Die Schweiz zeigt, dass es auch anders geht. Dort arbeiten mehr Menschen länger, weil sich Arbeit rechnet. Der Abstand zwischen Teilzeit und Vollzeit ist deutlich, die Belastung kalkulierbar, die Rahmenbedingungen stabil. Die Schweizer arbeiten nicht mehr, weil sie fleißiger wären, sondern weil das System es nahelegt. In Deutschland legt das System etwas anderes nahe.

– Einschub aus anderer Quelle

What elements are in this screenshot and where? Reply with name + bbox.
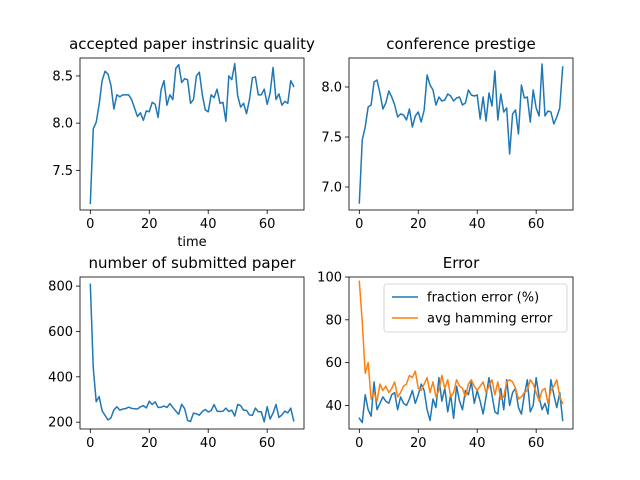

Vor diesem Hintergrund wirkt der Verweis auf zweihundert zusätzliche Arbeitsstunden weniger wie ein Argument als wie ein Missverständnis. Er verwechselt Ergebnis und Ursache. Die Arbeitszeit ist nicht der Hebel, sondern das Resultat politischer und wirtschaftlicher Rahmenbedingungen.
Merz hat einen Teil des Problems selbst benannt, als er von zu hohen Arbeitskosten sprach. Das ist richtig. Nur liegt die Ursache nicht bei den Beschäftigten. Arbeit ist in Deutschland teuer, weil sie politisch verteuert wird. Abgaben, Steuern, Berichtspflichten und regulatorische Zusatzlasten machen jede zusätzliche Stunde zu einer kostspieligen Angelegenheit. Das ist kein Charakterfehler der Arbeitnehmer, sondern ein systemischer Konstruktionsfehler.
Statt diesen Fehler zu korrigieren, wird die Debatte moralisch aufgeladen. Energiepolitik wird als Tugendübung betrieben, Bürokratie als notwendige Zumutung verteidigt, steuerliche Belastungen als alternativlos dargestellt. Gleichzeitig wird erklärt, die Lösung liege in längeren Arbeitszeiten. Das verlagert Verantwortung und spart politische Arbeit. Es ändert nur nichts.
Der Kanzler hätte auch anders sprechen können. Er hätte erklären können, warum Investitionen ausbleiben. Er hätte darlegen können, welche Bedingungen geschaffen werden müssen, damit Unternehmen wieder Arbeitsplätze aufbauen. Er hätte sagen können, dass mehr Arbeit nur dort entsteht, wo sich Arbeit lohnt. Das wäre keine populäre Rede gewesen, aber eine ehrliche.
Stattdessen bleibt es bei der Erzählung vom arbeitsscheuen Land. Sie klingt streng, wirkt entschlossen und lenkt zuverlässig vom eigentlichen Problem ab. Nicht die Menschen sind zu bequem. Das System ist zu unattraktiv.
Am Ende bleibt eine Ironie, die sich kaum übersehen lässt. Ein Kanzler fordert mehr Arbeit in einem Land, das seit Jahren alles daransetzt, diese Arbeit unattraktiv zu machen. Das ist keine Wirtschaftspolitik. Das ist eine Märchenstunde. Und wie so oft endet sie nicht mit einem Happy End, sondern mit der ernüchternden Rückkehr in die Realität.